MarkNomics: Guide to Analytics & Time Series Data Part 2
This is part 2 of our series on analytics and time series data in MarkLogic. The images shown are from a partner’s application, called Epinomy, which has been loaded with economic indicators data. Epinomy was built on MarkLogic and takes advantage of our support for both a document database and triple store.
In part 1, we showed how analysts can modify the associations between economic concepts using Epinomy’s Concept Manager. Epinomy provides a peek under the hood to see how these concept associations are used in the search. This allows subject matter experts to quickly correct any false associations. Now we will look at how to expand queries. Here is an example of how the phrase “France GDP 2010” is expanded under the hood:
France is expanded to its ISO-2 code FR, GDP is expanded to “Gross domestic product, value, market prices” and we also know that indicator is similar (through associations in the triple store) to such concepts as NGDPO_R, NGDPO_D, and so on.
Of course, MarkLogic supports ETL, too. It can certainly transform the data as it is loaded in, or after, if a new name or data model is desired. Because MarkLogic has integrated search, as soon as the data is transformed it is available for searches. In analytics organizations, sometimes MarkLogic is used exclusively to bring in data from various sources and then transform it on export into specific formats required by legacy systems, such as for additional analysis or archival.
MarkLogic can store the entire dataset or it can function as a metadata repository. Users can search the metadata repository and MarkLogic can send web service requests to pull the entire dataset from a legacy or licensed system if needed. In the case of time series data, often the overhead of storing the values is small compared to the amount of metadata. So, it makes sense to try and keep in all in the same place. However, economic databases may be licensed in such a way that prohibits the values from being stored, and in those cases MarkLogic can manage the communications to those systems.

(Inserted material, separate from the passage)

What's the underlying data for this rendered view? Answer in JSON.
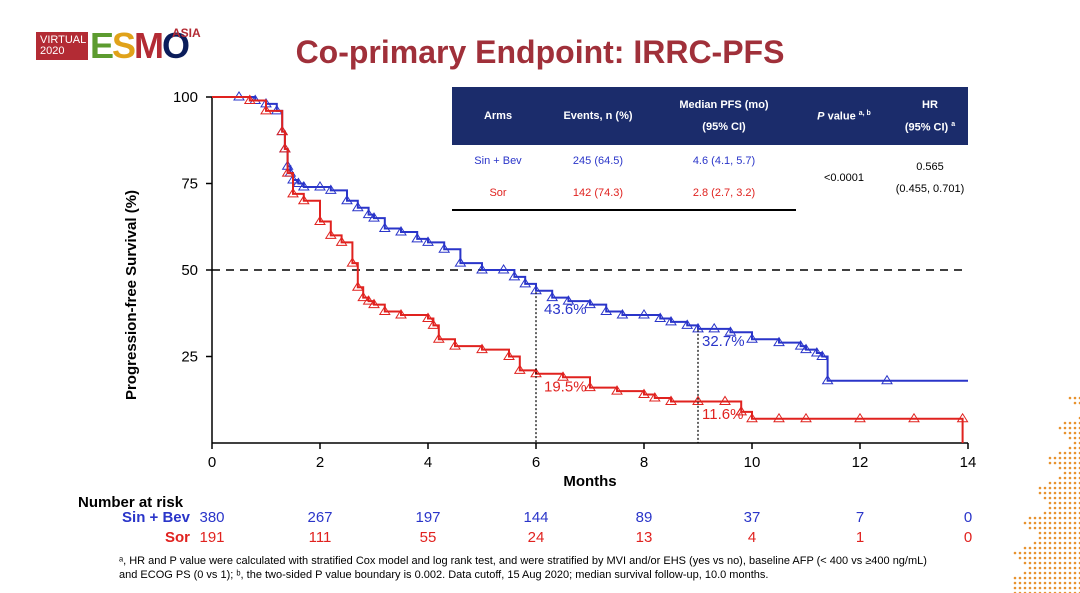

Data as a Service / Keeping External Data Up To Date
MarkLogic will provide your data as a service regardless of where it is on the network or cloud. Because time series data often changes frequently, a problem can occur when you are not the owner of the data. An external organization might publish data and you may find what is in your database is stale. For example, revisions occur frequently in economics. Because MarkLogic is an application server, it can accept push feeds via web services, or be scheduled to regularly check for new data. In addition, the Epinomy team built in a nice “live” toggle button as a “sanity checker” that when pushed, sends out a web service request immediately to check for, and import, any new data:
Search Faceting on Time Series Data
Once we have the data loaded, users want to search their data and perform additional analytics. In Epinomy, we have faceted searching of time series and related data organized by taxonomies loaded into the Taxonomy Manager. The facets are mainly driven by triples and are truly dynamic. For example, if an analyst is researching an economic term that is only published by a certain world organization, all other facets that pertain to other organizations disappear. Facets can also come from the data itself, such as units used for the values (e.g. percent of GDP). A facet is driven by range indexes, and is really the building block of most analytical functions in MarkLogic.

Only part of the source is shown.